Millennium Development Goals: Success Stories and ‘Unfinished Business’
Whilst the new SDG have been approved by the UN in New York, what have the MDG achieved? A look back to see what are the future trends- and how SDG should avoid the past mistakes.
The Millennium Development Goals (MDGs) are due to expire in a matter of days . Next week they will be replaced when world leaders sign off on the Sustainable Development Goals (SDGs).
While the world has made significant progress towards the MDGs, as illustrated in the recently released UN summary report, most haven’t been met. New ODI research to be released on Monday shows that some of the MDG targets are so far off track that, if current trends continue, the SDGs will expire in 2030 before the original MDG targets will be achieved.
The ‘unfinished business’ of the original development goals. One example is the fifth MDG, Target A, to reduce maternal mortality by three-quarters.
The global maternal mortality rate fell by less than half, from 380 deaths per 100,000 live births in 1990 to around 200 in 2015. This should have reached 95 by 2015. But based on projections by the World Health Organization, this won’t happen until around 2060 if current trends continue.
The ambitious SDG target for maternal mortality moves the goalposts even further. It aims to reduce maternal mortality down to 70 deaths per 100,000 live births by 2030. On current trends, this won’t happen until 2075.

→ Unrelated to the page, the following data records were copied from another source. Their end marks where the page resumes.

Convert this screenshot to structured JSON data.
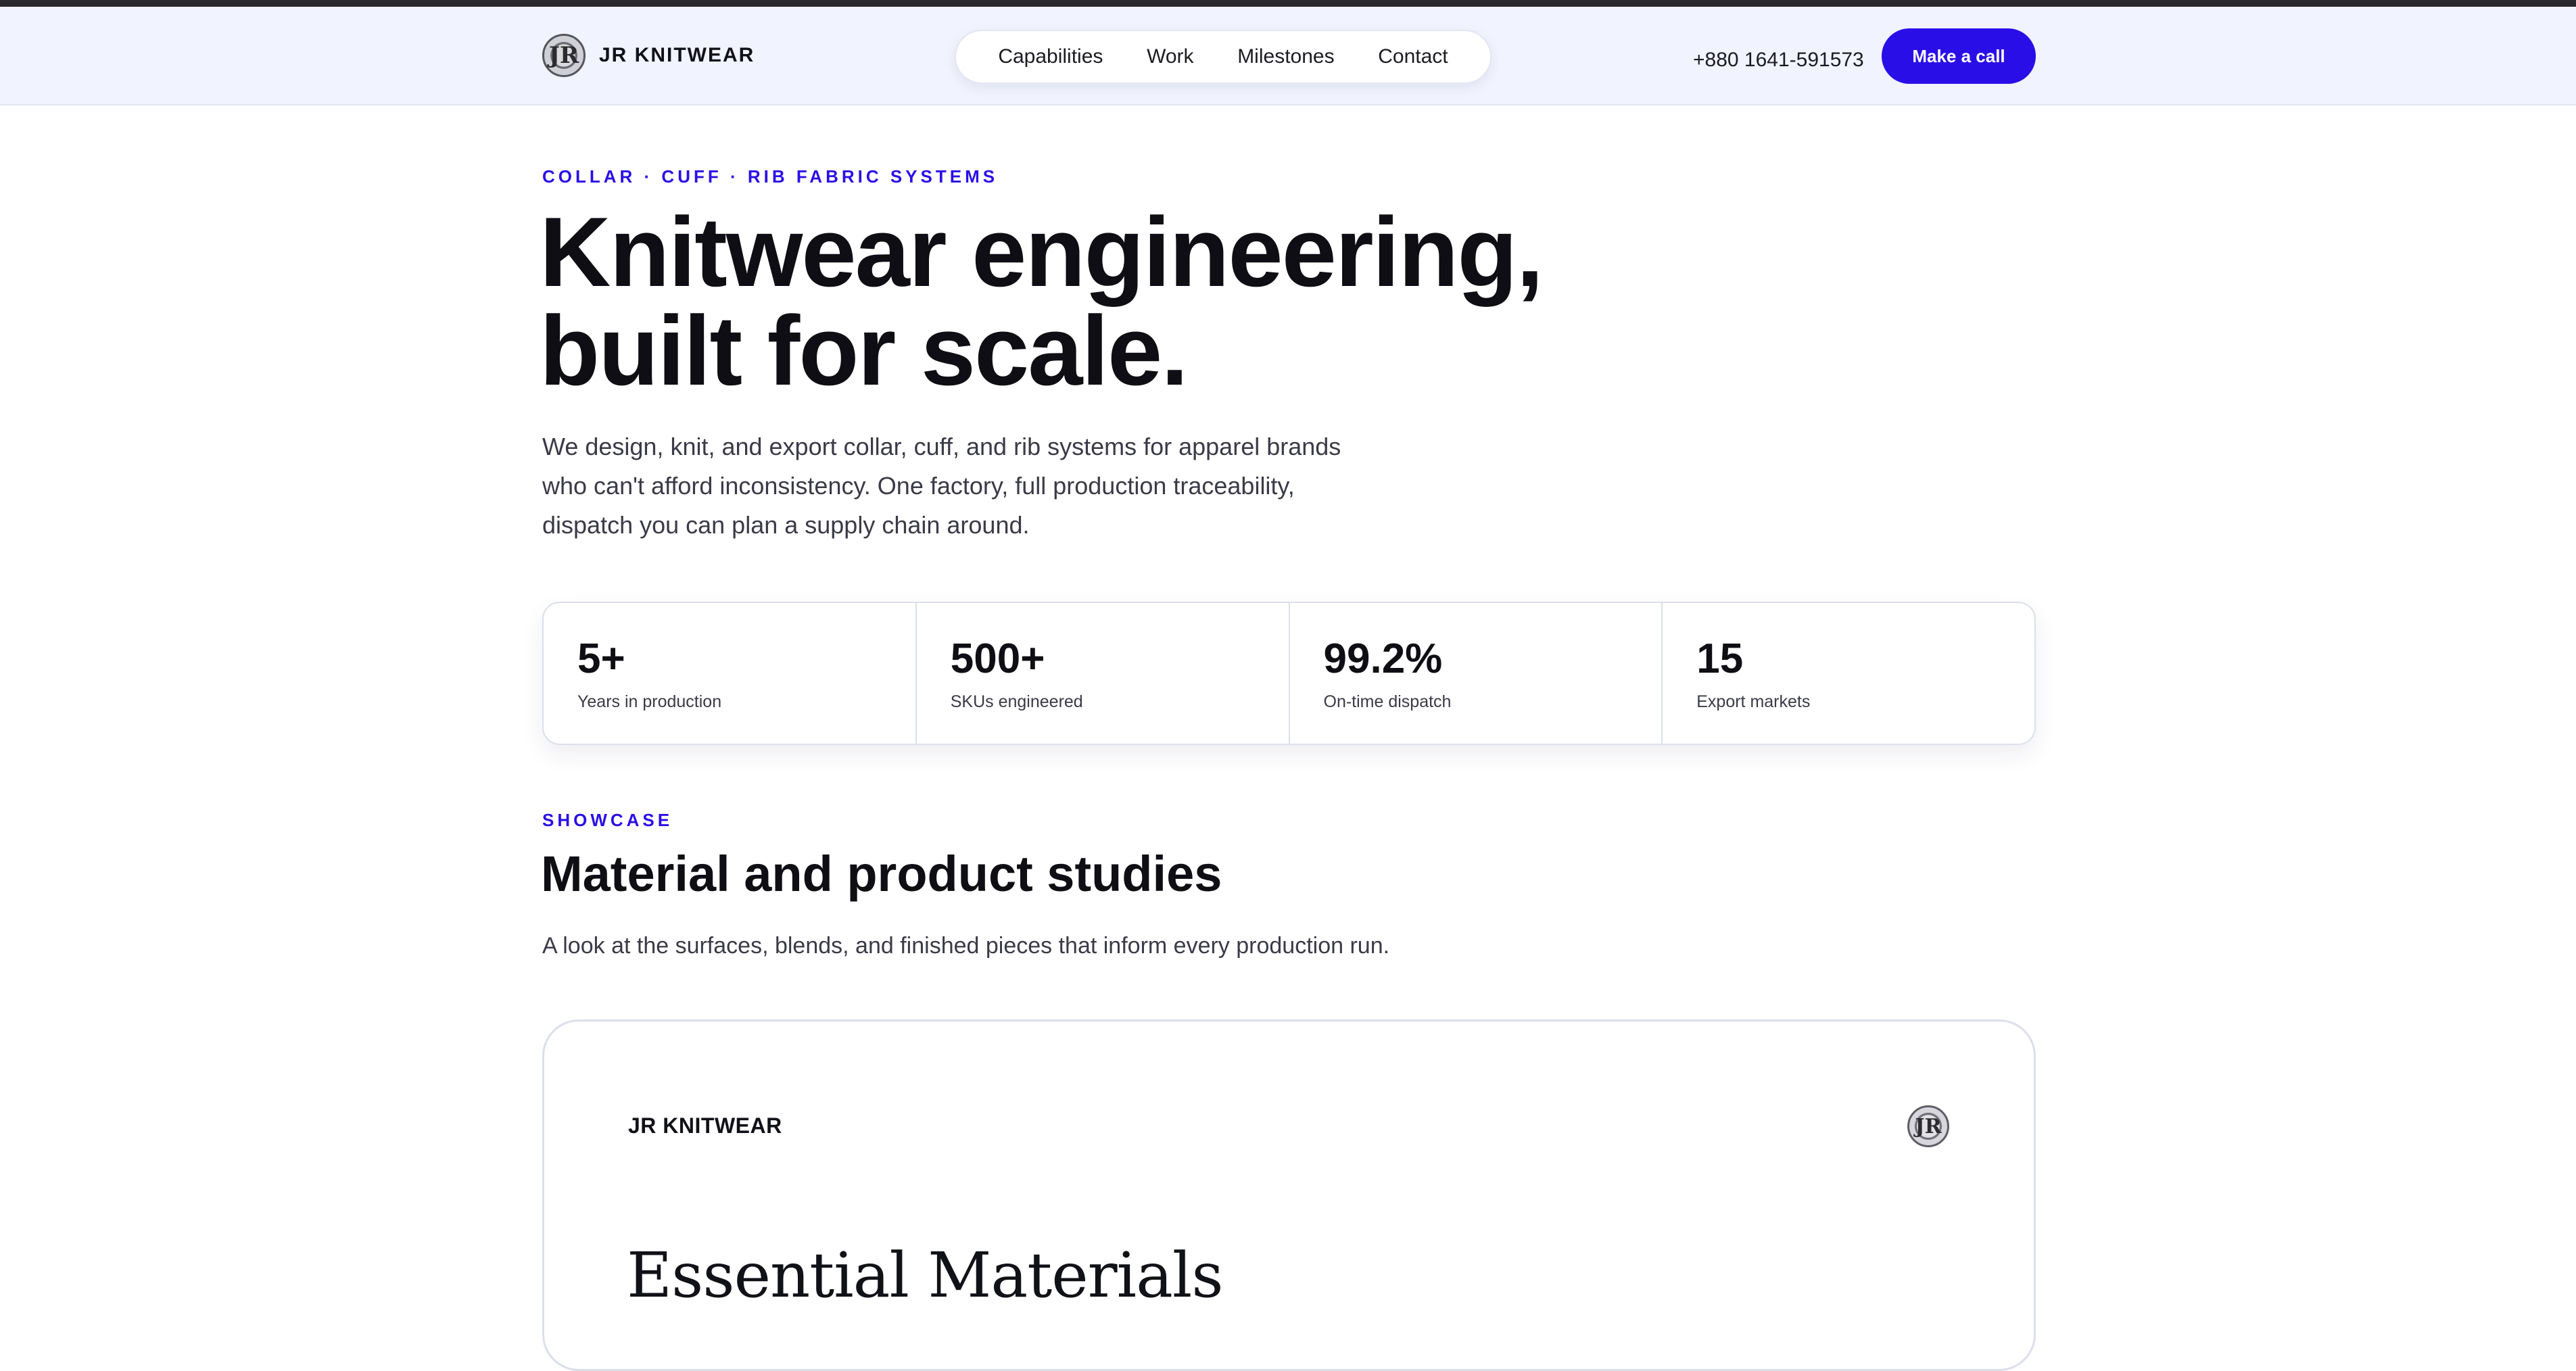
{
  "header": {
    "brand_name": "JR KNITWEAR",
    "brand_logo_text": "JR",
    "nav": [
      "Capabilities",
      "Work",
      "Milestones",
      "Contact"
    ],
    "phone": "+880 1641-591573",
    "cta_label": "Make a call"
  },
  "hero": {
    "eyebrow": "COLLAR · CUFF · RIB FABRIC SYSTEMS",
    "title_line1": "Knitwear engineering,",
    "title_line2": "built for scale.",
    "description_line1": "We design, knit, and export collar, cuff, and rib systems for apparel brands",
    "description_line2": "who can't afford inconsistency. One factory, full production traceability,",
    "description_line3": "dispatch you can plan a supply chain around."
  },
  "stats": [
    {
      "value": "5+",
      "label": "Years in production"
    },
    {
      "value": "500+",
      "label": "SKUs engineered"
    },
    {
      "value": "99.2%",
      "label": "On-time dispatch"
    },
    {
      "value": "15",
      "label": "Export markets"
    }
  ],
  "showcase": {
    "eyebrow": "SHOWCASE",
    "title": "Material and product studies",
    "description": "A look at the surfaces, blends, and finished pieces that inform every production run.",
    "card": {
      "brand": "JR KNITWEAR",
      "logo_text": "JR",
      "title": "Essential Materials"
    }
  },
  "colors": {
    "accent": "#2a0ee8",
    "header_bg": "#f1f3fe",
    "text": "#0e0e14"
  }
}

The second example is MDG7, Target C, which was to halve the proportion of people without access to an improved sanitation facility – a pit latrine, flushing toilet, etc.
The share of the global population without access to decent sanitation fell by less than a third from 46% in 1990 to 32% in 2015. For the MDG target to have been met by 2015, the share would have had to reduce to 23%. Based on projections by the OECD, this won’t happen until around 2030 if current trends continue.
Again, the SDG target is more ambitious, aiming for universal access to improved sanitation facilities. However this is on track to be met 50 years late, on current trends.
The SDGs must not repeat the MDGs’ mistakes
However we shouldn’t be too pessimistic. We can’t forget some of the incredible successes of the MDGs:
• Extreme poverty has more than halved, falling from almost half the developing world population in 1990 to around 14% today.
• Previous disparities between boys’ and girls’ enrolment in primary education no longer exist on average for the developing world.
• Between 2000 and 2013, tuberculosis prevention, diagnosis and treatment interventions saved an estimated 37 million lives.
• More than two and a half billion people gained access to clean drinking water since 1990.
Similarly, some of the SDGs are more straightforward than others. For some of the new goals, we need to see reform; others require revolution. In our report due out on Monday, we grade each of the goals accordingly.
Governments need to learn from the successes and unfinished business of the Millennium goals. To achieve the SDGs by 2030, governments must accelerate progress and make extra efforts beyond ‘business as usual’ – immediately. And they must prioritise the targets most off track, such as those related to maternal mortality and access to sanitation. Otherwise we risk repeating the same mistakes again.